Introduction
Introduction Statistics Contact Development Disclaimer Help
# taz.de -- TV-Auftritt in Frankreich: Macron, der Wüstensand-Verkäufer
> „Hohle Worte“, „talentierter Schwätzer“: Macrons Kritiker, vor allem…
> Gelbtwesten, zeigen sich von seiner Fernseh-Rede recht unbeeindruckt.
Bild: Will an seinem Kurs festhalten: Frankreichs Präsident Macron
Paris taz | Gelingt es dem französischen Präsidenten, die Krise mit den
Gelbwesten-Protesten beizulegen? Was schlägt Emmanuel Macron vor? Wie kann
er einen Dialog in Gang bringen, den er bisher in einer als arrogant
empfundenen Weise verweigert hat? Bekommt er für den Rest seiner Amtszeit
(bis 2022) „eine zweite Chance“?
All das fragten die französischen Zeitungen diese Woche vor Macrons
entscheidendem [1][Fernsehtermin am Donnerstagabend], bei dem er unter
anderem erleichterte Referenden, eine mögliche Rückkehr zur Vermögensteuer
und eine „deutliche“ Senkung der Einkommensteuer ankündigte. An Ideen und
Vorschlägen hatte es nach der mehrwöchigen landesweiten „Großen Debatte“…
nicht gemangelt, die Macron als Form der Konsultation lanciert hatte und
deren Ergebnisse er am Donnerstag verkündete. Aber hätte man wirklich mehr
erhoffen dürfen?
Darüber gingen in den Tagen vor Macrons Auftritt die Meinungen auseinander.
Im Namen der von ihm präsidierten Vereinigung der ländlichen Kommunen
befürchtete Christian Venries, der Bürgermeister des Dorfs Saint-Cirgues im
Südwesten, dass sich „die Große Debatte als Großer Bluff herausstellt“.
Eigentlich wollte sich Macron ja schon zehn Tage früher an die Nation
wenden. Doch just an jenem Tag brannte die Kathedrale Notre-Dame, Macron
musste seinen Auftritt verschieben. Das Skript seiner bereits
aufgezeichneten Rede war aber schon an die Medien verteilt worden, die den
Inhalt sogleich publizierten und kommentierten – als sei die Ansprache
schon gehalten worden. Der Überraschungseffekt war dahin. Die ganze Nation
konnte dem Pokerspieler in die Karten gucken, die er erst später aufdecken
wollte.
## Eine Stunde Einleitung
Trotzdem wollte Macron nun überraschen: „Ich habe den Eindruck vermittelt,
in der Form hart oder gelegentlich gar ungerecht zu sein. Das bereue ich.“
Das sind selbstkritisch klingende Worte im Mund des Staatschefs. Er habe
sich sogar in seinem Innersten gefragt, ob er auf dem Holzweg sei, gestand
er am Donnerstagabend bei seiner ersten großen Medienkonferenz in den
ersten zwei Jahren seiner Präsidentschaft.
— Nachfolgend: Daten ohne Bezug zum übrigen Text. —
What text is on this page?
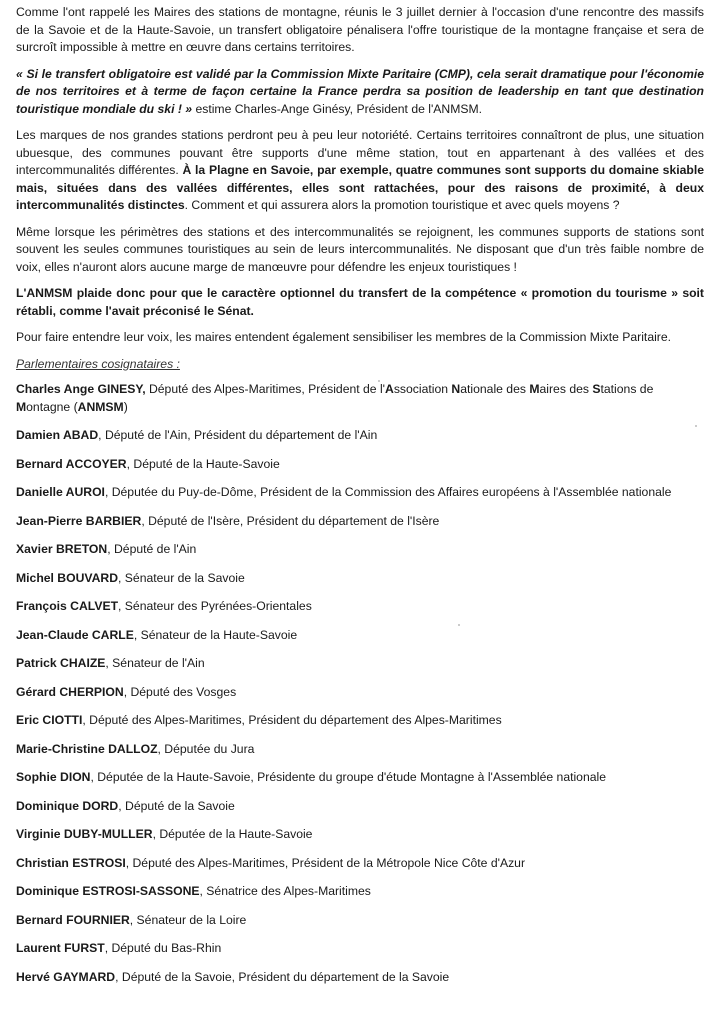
Comme l'ont rappelé les Maires des stations de montagne, réunis le 3 juillet dernier à l'occasion d'une rencontre des massifs de la Savoie et de la Haute-Savoie, un transfert obligatoire pénalisera l'offre touristique de la montagne française et sera de surcroît impossible à mettre en œuvre dans certains territoires.

« Si le transfert obligatoire est validé par la Commission Mixte Paritaire (CMP), cela serait dramatique pour l'économie de nos territoires et à terme de façon certaine la France perdra sa position de leadership en tant que destination touristique mondiale du ski ! » estime Charles-Ange Ginésy, Président de l'ANMSM.

Les marques de nos grandes stations perdront peu à peu leur notoriété. Certains territoires connaîtront de plus, une situation ubuesque, des communes pouvant être supports d'une même station, tout en appartenant à des vallées et des intercommunalités différentes. À la Plagne en Savoie, par exemple, quatre communes sont supports du domaine skiable mais, situées dans des vallées différentes, elles sont rattachées, pour des raisons de proximité, à deux intercommunalités distinctes. Comment et qui assurera alors la promotion touristique et avec quels moyens ?

Même lorsque les périmètres des stations et des intercommunalités se rejoignent, les communes supports de stations sont souvent les seules communes touristiques au sein de leurs intercommunalités. Ne disposant que d'un très faible nombre de voix, elles n'auront alors aucune marge de manœuvre pour défendre les enjeux touristiques !

L'ANMSM plaide donc pour que le caractère optionnel du transfert de la compétence « promotion du tourisme » soit rétabli, comme l'avait préconisé le Sénat.

Pour faire entendre leur voix, les maires entendent également sensibiliser les membres de la Commission Mixte Paritaire.

Parlementaires cosignataires :

Charles Ange GINESY, Député des Alpes-Maritimes, Président de l'Association Nationale des Maires des Stations de Montagne (ANMSM)

Damien ABAD, Député de l'Ain, Président du département de l'Ain

Bernard ACCOYER, Député de la Haute-Savoie

Danielle AUROI, Députée du Puy-de-Dôme, Président de la Commission des Affaires européens à l'Assemblée nationale

Jean-Pierre BARBIER, Député de l'Isère, Président du département de l'Isère

Xavier BRETON, Député de l'Ain

Michel BOUVARD, Sénateur de la Savoie

François CALVET, Sénateur des Pyrénées-Orientales

Jean-Claude CARLE, Sénateur de la Haute-Savoie

Patrick CHAIZE, Sénateur de l'Ain

Gérard CHERPION, Député des Vosges

Eric CIOTTI, Député des Alpes-Maritimes, Président du département des Alpes-Maritimes

Marie-Christine DALLOZ, Députée du Jura

Sophie DION, Députée de la Haute-Savoie, Présidente du groupe d'étude Montagne à l'Assemblée nationale

Dominique DORD, Député de la Savoie

Virginie DUBY-MULLER, Députée de la Haute-Savoie

Christian ESTROSI, Député des Alpes-Maritimes, Président de la Métropole Nice Côte d'Azur

Dominique ESTROSI-SASSONE, Sénatrice des Alpes-Maritimes

Bernard FOURNIER, Sénateur de la Loire

Laurent FURST, Député du Bas-Rhin

Hervé GAYMARD, Député de la Savoie, Président du département de la Savoie
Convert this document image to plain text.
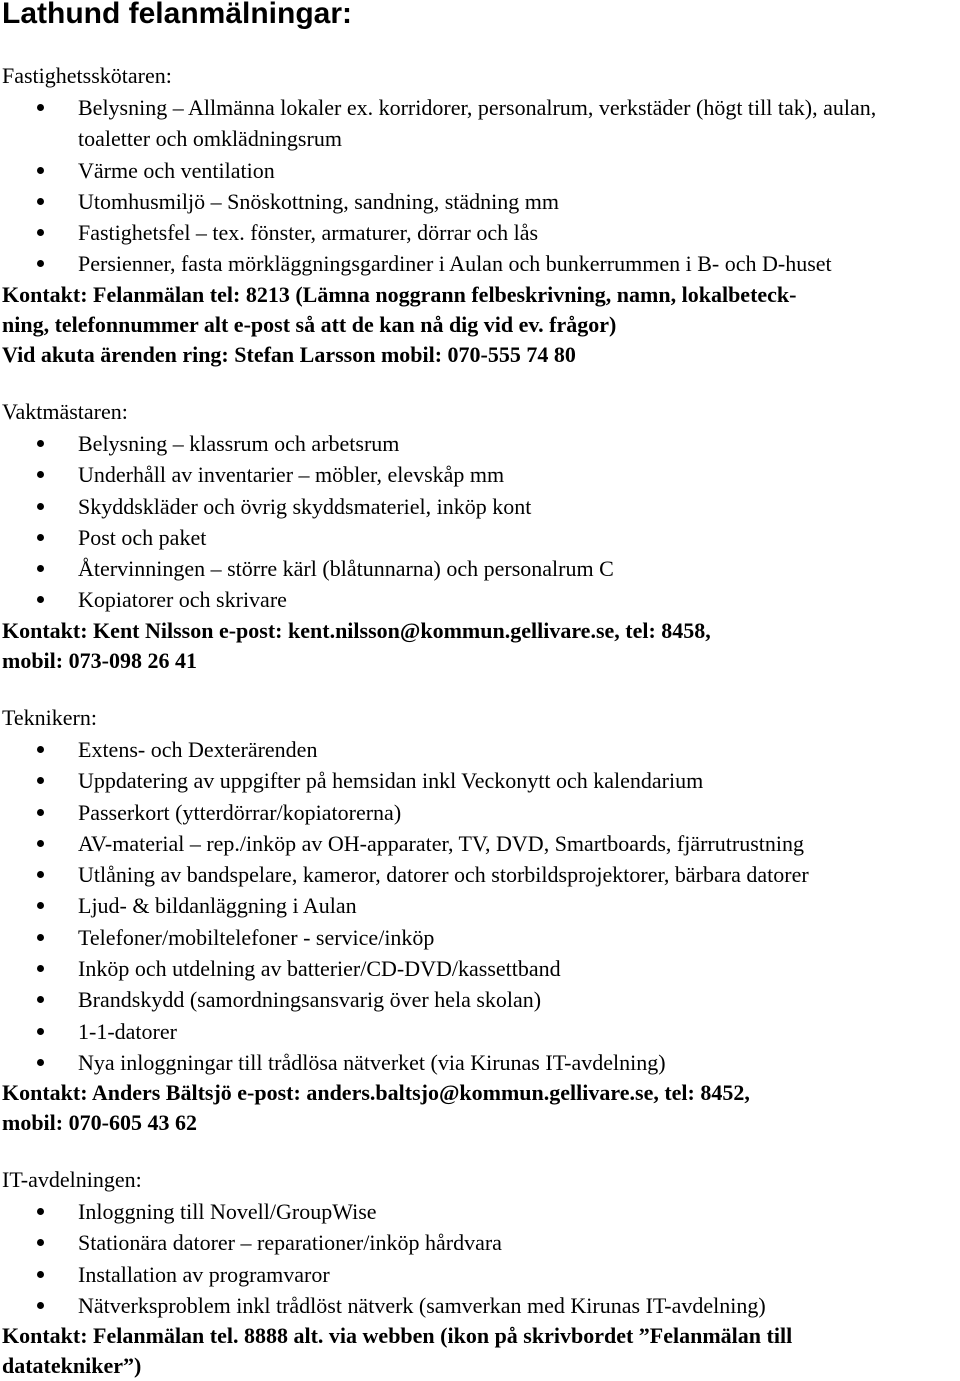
Lathund felanmälningar:
Fastighetsskötaren:
Belysning – Allmänna lokaler ex. korridorer, personalrum, verkstäder (högt till tak), aulan, toaletter och omklädningsrum
Värme och ventilation
Utomhusmiljö – Snöskottning, sandning, städning mm
Fastighetsfel – tex. fönster, armaturer, dörrar och lås
Persienner, fasta mörkläggningsgardiner i Aulan och bunkerrummen i B- och D-huset

Kontakt: Felanmälan tel: 8213 (Lämna noggrann felbeskrivning, namn, lokalbeteck-
ning, telefonnummer alt e-post så att de kan nå dig vid ev. frågor)
Vid akuta ärenden ring: Stefan Larsson mobil: 070-555 74 80

Vaktmästaren:
Belysning – klassrum och arbetsrum
Underhåll av inventarier – möbler, elevskåp mm
Skyddskläder och övrig skyddsmateriel, inköp kont
Post och paket
Återvinningen – större kärl (blåtunnarna) och personalrum C
Kopiatorer och skrivare

Kontakt: Kent Nilsson e-post: kent.nilsson@kommun.gellivare.se, tel: 8458,
mobil: 073-098 26 41

Teknikern:
Extens- och Dexterärenden
Uppdatering av uppgifter på hemsidan inkl Veckonytt och kalendarium
Passerkort (ytterdörrar/kopiatorerna)
AV-material – rep./inköp av OH-apparater, TV, DVD, Smartboards, fjärrutrustning
Utlåning av bandspelare, kameror, datorer och storbildsprojektorer, bärbara datorer
Ljud- & bildanläggning i Aulan
Telefoner/mobiltelefoner - service/inköp
Inköp och utdelning av batterier/CD-DVD/kassettband
Brandskydd (samordningsansvarig över hela skolan)
1-1-datorer
Nya inloggningar till trådlösa nätverket (via Kirunas IT-avdelning)

Kontakt: Anders Bältsjö e-post: anders.baltsjo@kommun.gellivare.se, tel: 8452,
mobil: 070-605 43 62

IT-avdelningen:
Inloggning till Novell/GroupWise
Stationära datorer – reparationer/inköp hårdvara
Installation av programvaror
Nätverksproblem inkl trådlöst nätverk (samverkan med Kirunas IT-avdelning)

Kontakt: Felanmälan tel. 8888 alt. via webben (ikon på skrivbordet ”Felanmälan till
datatekniker”)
Die rhetorische Frage aber diente ihm nur als Anlauf, um gleich zu
erklären, dass er an seinem Kurs festhalten wolle, völlig unbeirrt von der
Kritik, von den nicht enden wollenden Protesten der Gelbwesten und
sinkenden Popularitätswerten. Kaum hatte der Präsident sein
Frage-Antwort-Spiel beendet, bekam er von den Meinungsforschern die Noten:
63 Prozent der Fernsehzuschauer fanden seinen Auftritt vor den Medien nicht
überzeugend.
Viele hatte Macron schon in den ersten Minuten seiner fast einstündigen
Einleitung ermüdet. Er sprach schnell und abwechselnd feierlich und fast
beschwörend, dann wieder kompliziert in einer technokratischen
„Fremdsprache“.
Obwohl Libération-Chef Laurent Joffrin nach dem Auftritt im Programm des
Präsidenten eine „Rechtswende“ ausmachte, wird seine angekündigte
Fortsetzung der wirtschaftsliberalen Politik auch von der konservativen
Opposition kritisiert. Diese betonte, dass unklar sei, wie Macron die
versprochene Senkung der Steuern oder den automatischen Teuerungsausgleich
für Altersrenten zu finanzieren gedenke.
## Harte Kommentare
„Die Geschenke von heute sind die Steuern von morgen“, erklärte Laurent
Wauquiez, der Parteichef von Les Républicains. Und der Spitzenkandidat der
Rechtsextremen (Rassemblement national) bei den EU-Wahlen in Frankreich,
Jordan Bardella, spottete: „Ich habe kein Wort verstanden von den
Vorschlägen, die Macron NICHT gemacht hat.“
Besonders hart gehen die [2][Gelbwesten] mit Macron ins Gericht. „Er hat
gleich zu Beginn gesagt, dass er sehr gut finde, was er seit zwei Jahren
macht, und dass wir ihn nicht verstanden hätten. Wir aber haben begriffen:
Er ist unfähig zu einem Mea culpa“, kommentierte Maxime Nicolle. Ein
anderer Wortführer der Bewegung, Jérôme Rodrigues, geht weiter: „Das tönt
hohl. Aber Macron ist ein talentierter Schwätzer. Er würde einem Berber
Wüstensand verkaufen wollen.“
Gelbwesten-Aktivistin Priscillia Ludosky begnügte sich damit, als Reaktion
die Daten der geplanten Demos bis Ende Mai aufzuzählen. In ähnlichem Stil
meinte Olivier Besancenot von der linken Nouveau Parti Anticapitaliste zu
Macrons TV-Auftritt: „Das ist keine Pressekonferenz, das ist ein Aufruf, am
Samstag und am 1. Mai demonstrieren zu gehen.“
26 Apr 2019
## LINKS
[1] /Frankreichs-Praesident-und-Gelbwesten/!5590818
[2] /Proteste-in-Frankreich/!5577584
## AUTOREN
Rudolf Balmer
## TAGS
Schwerpunkt Emmanuel Macron
Gelbwesten
Schwerpunkt Frankreich
Kolumne Stadtgespräch
Emmanuel Macron
Schwerpunkt Emmanuel Macron
Gelbwesten
Schwerpunkt Emmanuel Macron
Schwerpunkt Emmanuel Macron
Gelbwesten
Schwerpunkt Emmanuel Macron
## ARTIKEL ZUM THEMA
EU-Wahlnachwehen in Frankreich: Wie eine Niederlage zum Sieg wird
Staatschef Macron hat die Politlandschaft zwischen seinem Pro-EU-Lager und
den Rechtsextremen polarisiert. Eine gute Ausgangsbasis für die Wahl 2022.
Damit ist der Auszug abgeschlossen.